Now we will use hvplot with datashade=True to render these points efficiently using Datashader. We also set dynspread=True which dynamically increases point size once zooming in enough that that it makes sense to focus on individual points rather than the overall distribution. We also add a tile-based map in the background for context, using tiles=.

x_range, y_range = ((-13884029.0, -7453303.5), (2818291.5, 6335972.0)) # Continental USA

shaded = df.hvplot.points(
    'easting', 'northing',
    datashade=True,
    aggregator=ds.count_cat('race'),
    cmap=color_key,
    xlim=x_range,
    ylim=y_range,
    dynspread=True,
    height=800,
    width=1000,
    data_aspect=1,
    tiles='CartoLight',
)

shaded

Next, we’ll load congressional districts from a publicly available shapefile.

shape_path = './data/congressional_districts/cb_2015_us_cd114_5m.shp'
gdf_districts = gpd.read_file(shape_path)
gdf_districts.head()
STATEFP CD114FP AFFGEOID GEOID LSAD CDSESSN ALAND AWATER geometry
0 24 06 5001400US2406 2406 C2 114 5055929740 98328889 POLYGON ((-79.48681 39.29637, -79.48607 39.344...
1 29 06 5001400US2906 2906 C2 114 47134020177 527100043 POLYGON ((-95.77355 40.57820, -95.76853 40.583...
2 47 06 5001400US4706 4706 C2 114 16769383649 325257503 POLYGON ((-87.13335 36.56276, -87.12099 36.613...
3 04 01 5001400US0401 0401 C2 114 142550296795 354326243 POLYGON ((-114.04288 35.72475, -114.01384 35.7...
4 19 04 5001400US1904 1904 C2 114 58937778712 264745073 POLYGON ((-96.63970 42.73707, -96.63589 42.741...

Now that we have a Geopandas dataframe, we are able to plot the districts using hvPlot by setting geo=True. This setting serves a dual purpose, as geo=True tells hvPlot that the data is geographic and will use the Web Mercator projection.

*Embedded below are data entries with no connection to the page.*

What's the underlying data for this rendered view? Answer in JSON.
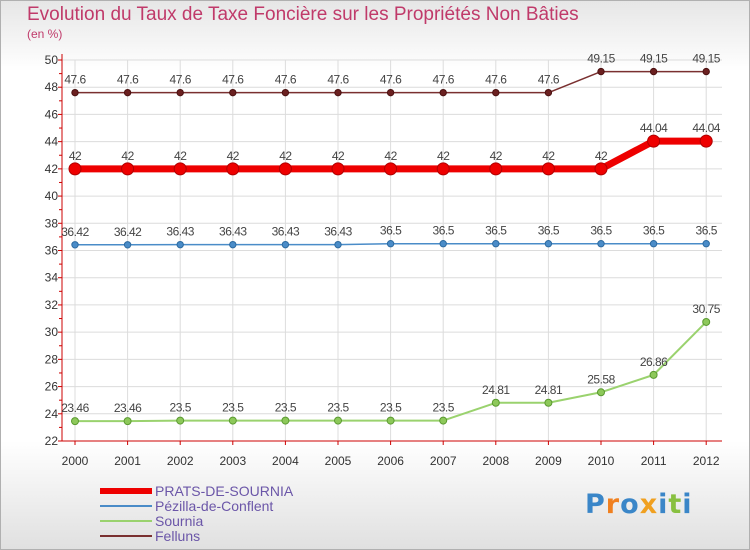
{
  "chart_data": {
    "type": "line",
    "title": "Evolution du Taux de Taxe Foncière sur les Propriétés Non Bâties",
    "subtitle": "(en %)",
    "xlabel": "",
    "ylabel": "(en %)",
    "categories": [
      "2000",
      "2001",
      "2002",
      "2003",
      "2004",
      "2005",
      "2006",
      "2007",
      "2008",
      "2009",
      "2010",
      "2011",
      "2012"
    ],
    "yticks": [
      "22",
      "24",
      "26",
      "28",
      "30",
      "32",
      "34",
      "36",
      "38",
      "40",
      "42",
      "44",
      "46",
      "48",
      "50"
    ],
    "ylim": [
      22,
      50
    ],
    "grid": true,
    "series": [
      {
        "name": "PRATS-DE-SOURNIA",
        "color": "#ee0000",
        "values": [
          42,
          42,
          42,
          42,
          42,
          42,
          42,
          42,
          42,
          42,
          42,
          44.04,
          44.04
        ],
        "labels": [
          "42",
          "42",
          "42",
          "42",
          "42",
          "42",
          "42",
          "42",
          "42",
          "42",
          "42",
          "44.04",
          "44.04"
        ]
      },
      {
        "name": "Pézilla-de-Conflent",
        "color": "#4a8cc8",
        "values": [
          36.42,
          36.42,
          36.43,
          36.43,
          36.43,
          36.43,
          36.5,
          36.5,
          36.5,
          36.5,
          36.5,
          36.5,
          36.5
        ],
        "labels": [
          "36.42",
          "36.42",
          "36.43",
          "36.43",
          "36.43",
          "36.43",
          "36.5",
          "36.5",
          "36.5",
          "36.5",
          "36.5",
          "36.5",
          "36.5"
        ]
      },
      {
        "name": "Sournia",
        "color": "#9ad26e",
        "values": [
          23.46,
          23.46,
          23.5,
          23.5,
          23.5,
          23.5,
          23.5,
          23.5,
          24.81,
          24.81,
          25.58,
          26.86,
          30.75
        ],
        "labels": [
          "23.46",
          "23.46",
          "23.5",
          "23.5",
          "23.5",
          "23.5",
          "23.5",
          "23.5",
          "24.81",
          "24.81",
          "25.58",
          "26.86",
          "30.75"
        ]
      },
      {
        "name": "Felluns",
        "color": "#7a3030",
        "values": [
          47.6,
          47.6,
          47.6,
          47.6,
          47.6,
          47.6,
          47.6,
          47.6,
          47.6,
          47.6,
          49.15,
          49.15,
          49.15
        ],
        "labels": [
          "47.6",
          "47.6",
          "47.6",
          "47.6",
          "47.6",
          "47.6",
          "47.6",
          "47.6",
          "47.6",
          "47.6",
          "49.15",
          "49.15",
          "49.15"
        ]
      }
    ],
    "legend": [
      "PRATS-DE-SOURNIA",
      "Pézilla-de-Conflent",
      "Sournia",
      "Felluns"
    ],
    "legend_position": "bottom-left"
  },
  "logo": {
    "text": "Proxiti",
    "letters": [
      "P",
      "r",
      "o",
      "x",
      "i",
      "t",
      "i"
    ],
    "colors": [
      "#3a86c8",
      "#f08020",
      "#3a86c8",
      "#f0a020",
      "#3a86c8",
      "#88c040",
      "#3a86c8"
    ]
  }
}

We also set project=True to project the data before plotting, which removes the need for projecting every time the plot is zoomed or panned.

districts = gdf_districts.hvplot.polygons(geo=True, project=True, color=None)
districts

Each of these data sources can be visualized on their own (just type their name in a separate cell), but they can also easily be combined into a single overlaid plot to see the relationships.

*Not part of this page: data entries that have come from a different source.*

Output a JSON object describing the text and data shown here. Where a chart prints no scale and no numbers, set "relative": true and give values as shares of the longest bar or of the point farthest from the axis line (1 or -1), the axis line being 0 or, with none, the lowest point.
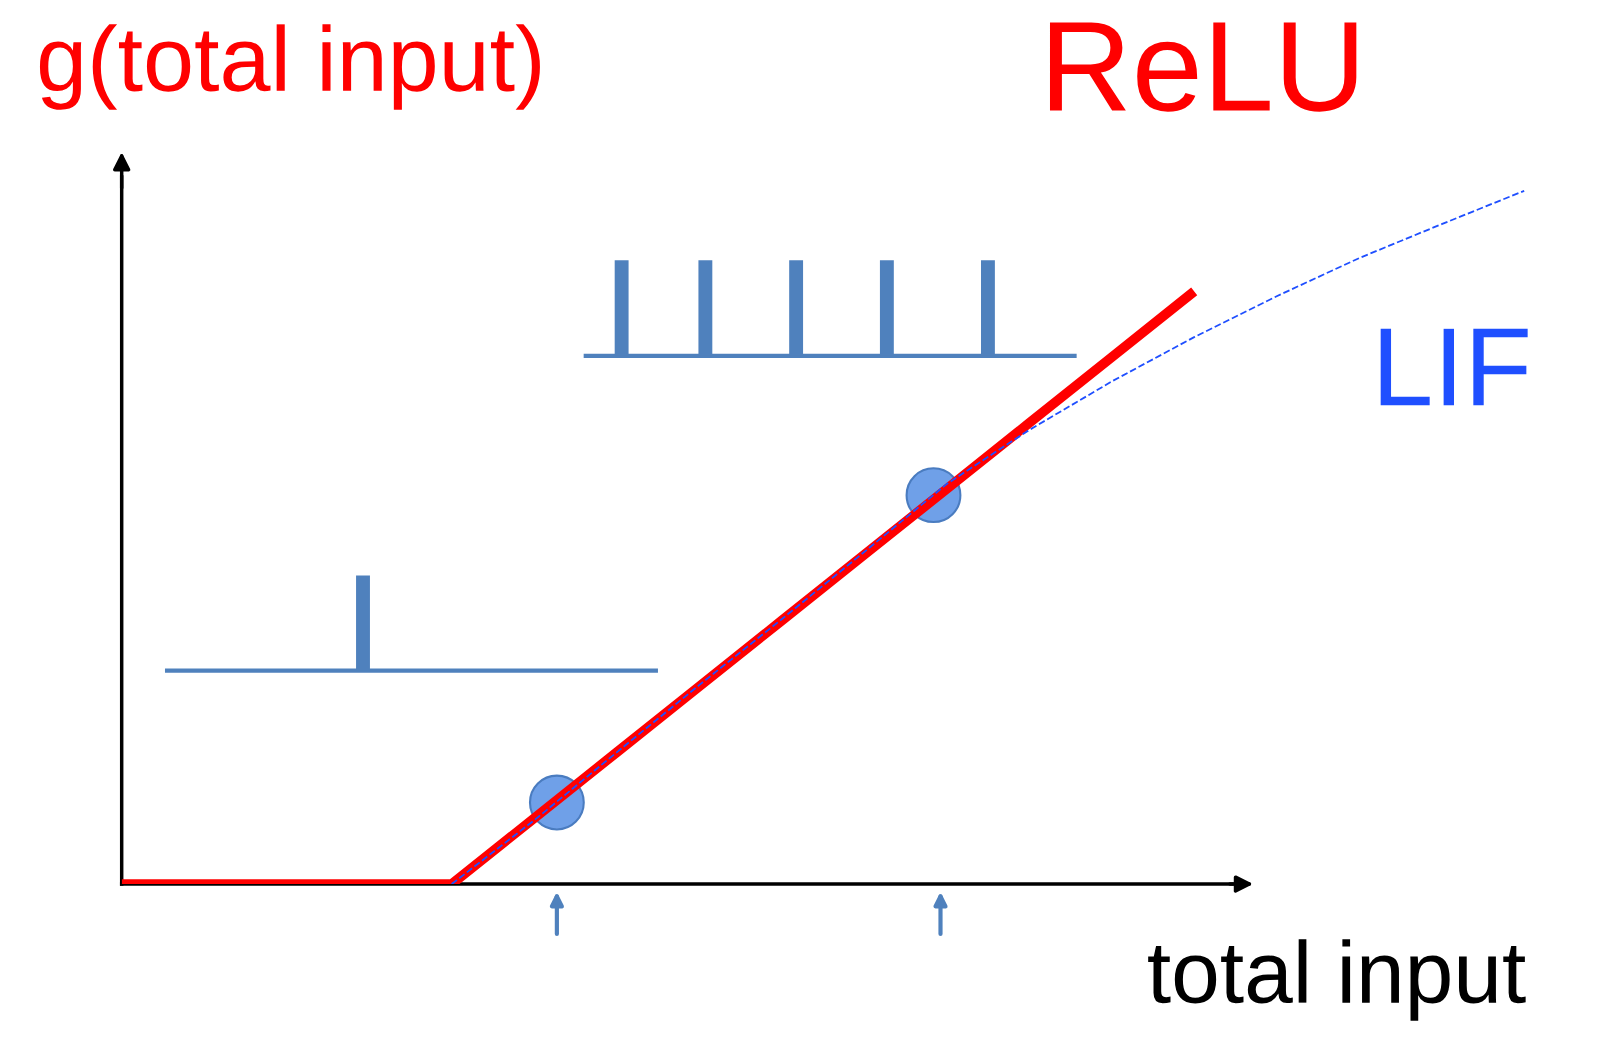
{
  "chart_data": {
    "type": "line",
    "relative": true,
    "xlabel": "total input",
    "ylabel": "g(total input)",
    "categories": [
      null,
      null,
      null,
      null,
      null,
      null,
      null,
      null,
      null,
      null,
      null,
      null,
      null,
      null,
      null,
      null,
      null,
      null
    ],
    "series": [
      {
        "name": "ReLU",
        "color": "#ff0000",
        "line_style": "solid",
        "values": [
          0,
          0,
          0,
          0,
          0,
          0.095,
          0.19,
          0.285,
          0.38,
          0.475,
          0.57,
          0.665,
          0.76,
          0.855,
          null,
          null,
          null,
          null
        ]
      },
      {
        "name": "LIF",
        "color": "#1f4fff",
        "line_style": "dashed",
        "values": [
          null,
          null,
          null,
          null,
          0,
          0.092,
          0.19,
          0.287,
          0.382,
          0.479,
          0.577,
          0.655,
          0.725,
          0.789,
          0.848,
          0.903,
          0.952,
          1.0
        ]
      }
    ],
    "legend": false,
    "marker": "none"
  }
}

shaded * districts * color_points

You should now be able to interactively explore these three linked datasets, to see how they all relate to each other. In a live notebook, this plot will support a variety of interactive features including:

  • Pan/zoom: Select the “wheel zoom” tool at the left, and you can zoom in on any region of interest using your scroll wheel. The shapes should update immediately, while the map tiles will update as soon as they are loaded from the external server, and the racial data will be updated once it has been rendered for the current viewport by datashader. This behavior is the default for any HoloViews plot using a Bokeh backend.

Most of these interactive features are also available in the static HTML copy visible at examples.holoviz.org, with the restriction that because there is no Python process running, the racial/population data will be limited to the resolution at which it was initially rendered, rather than being dynamically re-rendered to fit the current zoom level. Thus in a static copy, the data will look pixelated, whereas in the live server you can zoom all the way down to individual datapoints (people) in each region.